How far can you go to hold parents accountable when they decide to home-school a child rather than sending the child to public or private school?  School districts have a duty under Connecticut General Statutes section 10-220 to “cause” children between the ages of 5 and 18 living in the district to attend school, and section 10-184 provides that parents “cause” their children to attend public school unless the parent or person having control of such child is able to show that the child is elsewhere receiving equivalent instruction in the studies taught in the public schools.  If a school district is aware of a child living in the district who is not attending public school and not “elsewhere receiving equivalent instruction”, the district must refer the child to the appropriate state authorities for truancy.  While home schooling is not explicitly mentioned in the state statute, it is assumed that parents have the right to provide their children with instruction in the home, and that sending the child to school is not the only way to fulfill this obligation.

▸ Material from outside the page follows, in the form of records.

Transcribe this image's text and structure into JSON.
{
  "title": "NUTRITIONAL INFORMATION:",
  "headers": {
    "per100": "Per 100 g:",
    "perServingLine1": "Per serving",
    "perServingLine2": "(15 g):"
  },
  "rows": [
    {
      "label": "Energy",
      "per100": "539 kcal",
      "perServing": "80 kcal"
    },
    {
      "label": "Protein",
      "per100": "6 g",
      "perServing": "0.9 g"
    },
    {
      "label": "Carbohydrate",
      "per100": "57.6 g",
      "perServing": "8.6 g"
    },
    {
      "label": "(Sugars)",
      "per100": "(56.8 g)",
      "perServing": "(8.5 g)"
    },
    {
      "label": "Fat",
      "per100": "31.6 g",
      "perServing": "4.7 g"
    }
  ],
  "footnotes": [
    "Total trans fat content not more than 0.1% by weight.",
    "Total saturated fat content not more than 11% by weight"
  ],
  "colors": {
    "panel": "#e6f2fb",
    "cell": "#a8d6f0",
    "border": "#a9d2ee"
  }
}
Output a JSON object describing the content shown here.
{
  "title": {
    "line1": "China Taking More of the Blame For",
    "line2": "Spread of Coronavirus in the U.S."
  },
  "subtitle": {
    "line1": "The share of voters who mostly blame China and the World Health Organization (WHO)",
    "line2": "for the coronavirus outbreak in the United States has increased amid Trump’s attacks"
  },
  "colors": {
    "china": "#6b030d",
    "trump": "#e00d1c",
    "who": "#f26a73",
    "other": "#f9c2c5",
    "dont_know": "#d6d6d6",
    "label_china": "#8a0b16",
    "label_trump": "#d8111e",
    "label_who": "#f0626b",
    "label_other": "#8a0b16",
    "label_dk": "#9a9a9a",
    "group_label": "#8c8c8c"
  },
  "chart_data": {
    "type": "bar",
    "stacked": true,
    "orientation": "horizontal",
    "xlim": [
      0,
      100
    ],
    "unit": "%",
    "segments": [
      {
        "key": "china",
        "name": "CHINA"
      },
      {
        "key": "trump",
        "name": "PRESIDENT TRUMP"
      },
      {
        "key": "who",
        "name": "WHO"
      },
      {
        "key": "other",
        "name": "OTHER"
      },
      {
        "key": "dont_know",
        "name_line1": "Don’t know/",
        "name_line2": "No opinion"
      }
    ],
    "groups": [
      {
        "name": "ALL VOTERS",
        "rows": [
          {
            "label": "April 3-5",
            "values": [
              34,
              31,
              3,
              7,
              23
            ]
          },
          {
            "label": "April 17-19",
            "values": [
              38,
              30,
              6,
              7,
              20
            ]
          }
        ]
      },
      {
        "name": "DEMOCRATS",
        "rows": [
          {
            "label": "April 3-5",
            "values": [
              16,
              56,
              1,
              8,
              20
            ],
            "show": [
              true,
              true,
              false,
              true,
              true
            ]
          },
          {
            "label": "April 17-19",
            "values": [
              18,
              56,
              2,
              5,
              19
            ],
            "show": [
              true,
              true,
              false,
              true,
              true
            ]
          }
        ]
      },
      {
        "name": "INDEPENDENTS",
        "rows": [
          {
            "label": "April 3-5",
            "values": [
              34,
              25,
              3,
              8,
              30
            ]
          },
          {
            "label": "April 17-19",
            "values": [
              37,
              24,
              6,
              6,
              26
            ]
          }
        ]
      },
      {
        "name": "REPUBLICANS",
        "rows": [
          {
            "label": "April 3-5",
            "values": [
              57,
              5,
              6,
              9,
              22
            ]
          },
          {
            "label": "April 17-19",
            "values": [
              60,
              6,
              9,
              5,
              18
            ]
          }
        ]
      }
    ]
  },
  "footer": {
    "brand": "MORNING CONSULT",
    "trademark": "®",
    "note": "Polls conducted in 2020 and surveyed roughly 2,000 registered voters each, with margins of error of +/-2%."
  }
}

In practice, parents are ususally required to file a Notice of Intent to home school a child that explicitly states that school officials take no position as to whether the instruction being provided to the child actually meets the statutory requirements.  Practice varies from one school district to another on the subject of whether parents are required to appear before a school official for an annual “portfolio review” to show that instruction has been provided in the required subjects.  Can this portfolio review by required?  The answer depends on the person to whom the question is addresed.

Advocates of home-schooling will say that parents have an absolute right to home school their children in any way they choose, and that the state should not exercise its power to oversee or interfere with this instruction in any way.  However, the policy adopted by the Connecticut State Department of Education in 1994 by way of Circular Letter C-14 states that school districts may mandate both the filing of the Notice of Intent to Home School, as well as the annual portfolio review.  Presumably, if the parent either fails to comply with the portfolio review or the review proves to be inadequate, the school district would have reason to believe that the child may not be elsewhere receiving equivalent instruction, and this would be grounds for filing of a truancy referral.  In the absence of any subsequent guidance from the SDE, we presume that this circular letter continues to represent the agency’s position on this issue.  Sample board policies issued by the Connecticut Association of Boards of Education, however, appear to suggest that the annual portfolio review cannot be made mandatory and that the only step required of parents should be to file the Notice of Intent to Home School.

Where does your district stand on this issue?